Purch, which operates a portfolio of B2B sites, introduced a new native advertising product in late 2014 that has already become “the thing we’re most excited about,” said company CRO Mike Kisseberth. The ad unit takes editorial content that gets good traffic and engagement, strips other ads and highlights aspects that are key for a specific customer.
Purch has also built an internal auction solution, referred to as RAMP, which allows them to do the kind of pre-bid inventory management that is now surfacing as a priority for many B2C publishers.
Business.com has also developed its own auction, which it calls Finch, to go along with a suite of recent native products.
“We see a very, very big business in content we create on behalf of the customer,” Uphoff said.

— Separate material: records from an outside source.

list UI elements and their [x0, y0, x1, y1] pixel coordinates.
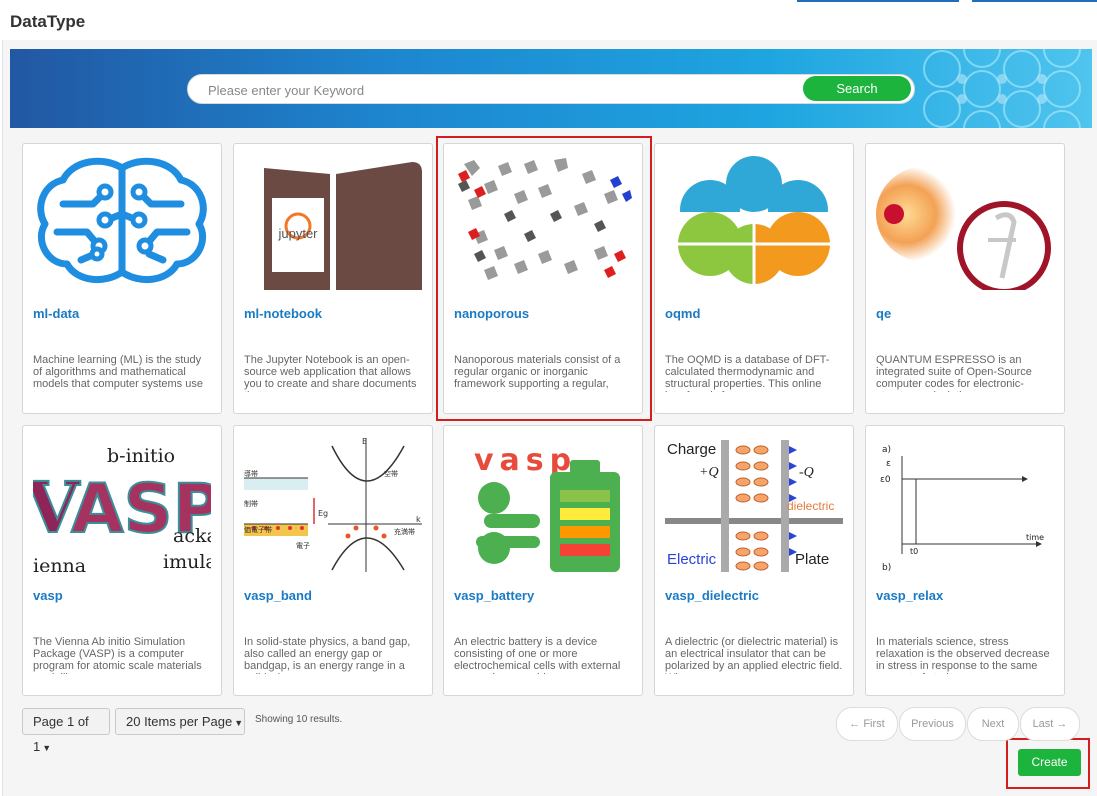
- card-description: The Vienna Ab initio Simulation Package …: [33, 636, 202, 674]
- notebook-icon: jupyter: [264, 162, 422, 290]
- items-per-page-dropdown[interactable]: 20 Items per Page ▼: [115, 708, 245, 735]
- card-description: The Jupyter Notebook is an open-source w…: [244, 354, 417, 392]
- relax-label-eps: ε: [886, 459, 891, 469]
- relax-label-t0: t0: [910, 547, 918, 556]
- search-button[interactable]: Search: [803, 76, 911, 101]
- card-qe[interactable]: qe QUANTUM ESPRESSO is an integrated sui…: [865, 143, 1065, 414]
- card-vasp-battery[interactable]: vasp vasp_battery An electric battery is…: [443, 425, 643, 696]
- dielectric-label: dielectric: [787, 499, 834, 513]
- card-title[interactable]: ml-data: [33, 306, 79, 321]
- card-oqmd[interactable]: oqmd The OQMD is a database of DFT-calcu…: [654, 143, 854, 414]
- top-nav-underlines: [797, 0, 1097, 3]
- brain-circuit-icon: [37, 157, 207, 284]
- card-thumbnail: Eg 導帯 制帯 価電子帯 電子 E k 空帯 充満帯: [244, 436, 422, 572]
- card-vasp-relax[interactable]: a) ε ε0 t0 time b) vasp_relax In materia…: [865, 425, 1065, 696]
- band-filled-label: 充満帯: [394, 527, 415, 536]
- first-page-button[interactable]: ← First: [836, 707, 898, 741]
- card-title[interactable]: vasp_dielectric: [665, 588, 759, 603]
- band-top-label: 導帯: [244, 469, 258, 478]
- vasp-logo-icon: b-initio V ASP acka imula ienna: [33, 445, 211, 572]
- card-title[interactable]: vasp_relax: [876, 588, 943, 603]
- card-thumbnail: jupyter: [244, 154, 422, 290]
- stress-relaxation-graph-icon: a) ε ε0 t0 time b): [880, 445, 1044, 572]
- card-description: The OQMD is a database of DFT-calculated…: [665, 354, 830, 392]
- last-page-button[interactable]: Last →: [1020, 707, 1080, 741]
- dielectric-capacitor-icon: Charge +Q -Q dielectric Electric Plate: [665, 440, 843, 572]
- page-title: DataType: [10, 12, 86, 31]
- search-input[interactable]: [208, 80, 788, 100]
- dielectric-plus-q: +Q: [699, 465, 719, 480]
- relax-label-time: time: [1026, 533, 1044, 542]
- band-mid-label: 制帯: [244, 499, 258, 508]
- vasp-logo-ienna: ienna: [33, 555, 86, 572]
- card-ml-data[interactable]: ml-data Machine learning (ML) is the stu…: [22, 143, 222, 414]
- relax-label-eps0: ε0: [880, 475, 891, 485]
- band-axis-k: k: [416, 515, 421, 524]
- create-button[interactable]: Create: [1018, 749, 1081, 776]
- card-title[interactable]: vasp_band: [244, 588, 312, 603]
- vasp-logo-b-initio: b-initio: [107, 445, 175, 467]
- band-low-label: 価電子帯: [244, 525, 272, 534]
- card-description: In solid-state physics, a band gap, also…: [244, 636, 411, 674]
- dielectric-electric-label: Electric: [667, 551, 717, 568]
- card-thumbnail: b-initio V ASP acka imula ienna: [33, 436, 211, 572]
- card-title[interactable]: qe: [876, 306, 891, 321]
- results-count: Showing 10 results.: [255, 714, 343, 725]
- dielectric-plate-label: Plate: [795, 551, 829, 568]
- dielectric-charge-label: Charge: [667, 441, 716, 458]
- card-title[interactable]: vasp: [33, 588, 63, 603]
- card-title[interactable]: oqmd: [665, 306, 700, 321]
- banner-pattern: [923, 49, 1081, 128]
- band-electron-label: 電子: [296, 542, 310, 550]
- jupyter-label: jupyter: [277, 226, 318, 241]
- card-description: In materials science, stress relaxation …: [876, 636, 1050, 674]
- card-thumbnail: [665, 154, 843, 290]
- vasp-logo-imula: imula: [163, 551, 211, 572]
- card-title[interactable]: ml-notebook: [244, 306, 322, 321]
- page-selector-dropdown[interactable]: Page 1 of 1 ▼: [22, 708, 110, 754]
- dielectric-minus-q: -Q: [799, 465, 814, 480]
- card-vasp-dielectric[interactable]: Charge +Q -Q dielectric Electric Plate v…: [654, 425, 854, 696]
- band-axis-e: E: [362, 437, 367, 446]
- card-vasp[interactable]: b-initio V ASP acka imula ienna vasp The…: [22, 425, 222, 696]
- card-ml-notebook[interactable]: jupyter ml-notebook The Jupyter Notebook…: [233, 143, 433, 414]
- card-description: An electric battery is a device consisti…: [454, 636, 621, 674]
- band-gap-diagram-icon: Eg 導帯 制帯 価電子帯 電子 E k 空帯 充満帯: [244, 437, 422, 572]
- card-thumbnail: [33, 154, 211, 290]
- card-thumbnail: a) ε ε0 t0 time b): [876, 436, 1054, 572]
- battery-icon: vasp: [474, 443, 620, 572]
- caret-down-icon: ▼: [42, 743, 52, 753]
- relax-label-a: a): [882, 445, 891, 455]
- card-thumbnail: vasp: [454, 436, 632, 572]
- card-title[interactable]: vasp_battery: [454, 588, 534, 603]
- card-vasp-band[interactable]: Eg 導帯 制帯 価電子帯 電子 E k 空帯 充満帯 vasp_band In…: [233, 425, 433, 696]
- items-per-page-label: 20 Items per Page: [126, 714, 233, 729]
- oqmd-logo-icon: [675, 156, 833, 290]
- band-eg-label: Eg: [318, 509, 328, 518]
- band-empty-label: 空帯: [384, 469, 398, 478]
- highlight-box-nanoporous: [436, 136, 652, 421]
- previous-page-button[interactable]: Previous: [899, 707, 966, 741]
- card-description: QUANTUM ESPRESSO is an integrated suite …: [876, 354, 1032, 392]
- quantum-espresso-logo-icon: [876, 166, 1051, 290]
- page: DataType Search: [0, 0, 1097, 796]
- card-thumbnail: Charge +Q -Q dielectric Electric Plate: [665, 436, 843, 572]
- vasp-logo-acka: acka: [173, 525, 211, 547]
- relax-label-b: b): [882, 563, 891, 572]
- card-description: Machine learning (ML) is the study of al…: [33, 354, 203, 392]
- card-thumbnail: [876, 154, 1054, 290]
- card-description: A dielectric (or dielectric material) is…: [665, 636, 843, 674]
- caret-down-icon: ▼: [234, 718, 244, 728]
- next-page-button[interactable]: Next: [967, 707, 1019, 741]
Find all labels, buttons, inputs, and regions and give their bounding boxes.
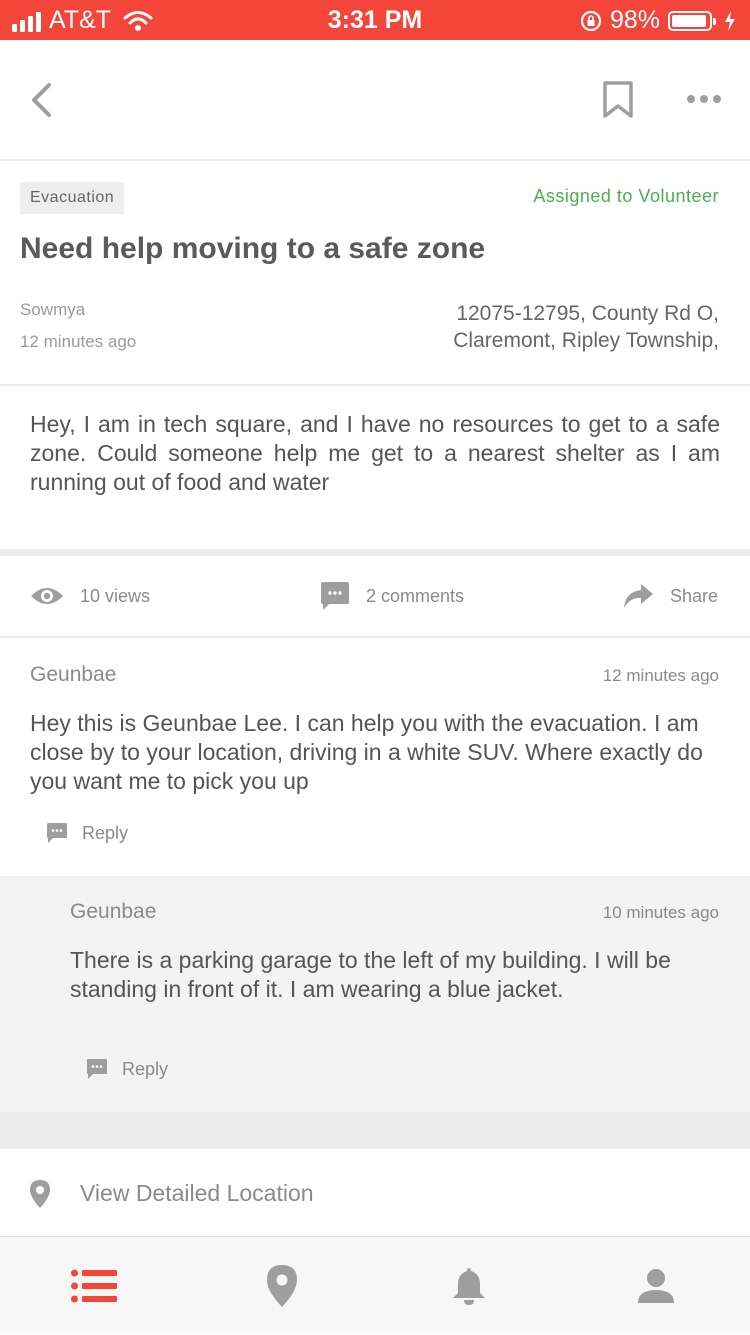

Even as ad tech products become more important in the B2B world, Kisseberth reinforced that the most value a B2B publisher can draw from its platform isn’t building inventory (i.e., more viewers), it’s funneling people into the demand and lead-generation stage.
David Fortino, VP of audience development at NetLine, a network that connects some 15,000 B2B publishers, from bigger players like Purch to niche bloggers, also stressed the importance of understanding how B2B’s marketing is optimized to a profoundly different outcome, which is obscured if you just try to conceive of it as “sales” or “conversions.”
“There’s no concept of CPM for a company like NetLine ,” said Fortino. “That user funnel, for us, is leading to face-to-face meetings, Skype sessions, an educational process.”
Kisseberth emphasized the same thing, pointing out that the B2B publisher’s elongated marketing relationship with individual users pays off because of how much more valuable the ultimate sale ends up being.
“We’re educating people on decisions that are very expensive,” echoed Fortino. “If you buy a pair of shoes online from some piece of marketing content, that’s fine even if the shoes aren’t great. But you can lose your job and do material harm to your company if you pick the wrong CRM.”
That’s part of why many B2B companies are developing new native strategies, said Uphoff. For clients that are startups or not the brand names that have been B2B’s bread and butter – IBM, Oracle, Adobe, Microsoft, Intel – having solid leads delivered every month doesn’t pay off because they need to build a thorough level of trust.
That means a newfound emphasis on white papers, editorial-style posts and thought leadership opportunities, which all point toward native offers. Uphoff said Business.com’s “brand engagement” (sponsored content) accounts for 35% of the company’s total revenue, with expectations that it will be 50% of revenue in the near future.
And that, bear in mind, is coming in large part from advertising products the company didn’t even offer as recently as 2013.
Another crucial factor is the pool of budgets available to some B2B companies. Unlike consumer publications, B2B outlets target the kind of trade marketing budgets that could otherwise go to reducing prices for in-store sales or for purchasing better shelf position with a merchant.
These under-the-radar expenditures can sometimes outstrip the amount a CPG company spends on advertising in a year.
“B2B is easy to overlook,” said Uphoff. “It isn’t sexy providing the custom content marketers need to sell back-end office processing software. … But it’s profitable, and smart people are seeing that it’s best done programmatically.”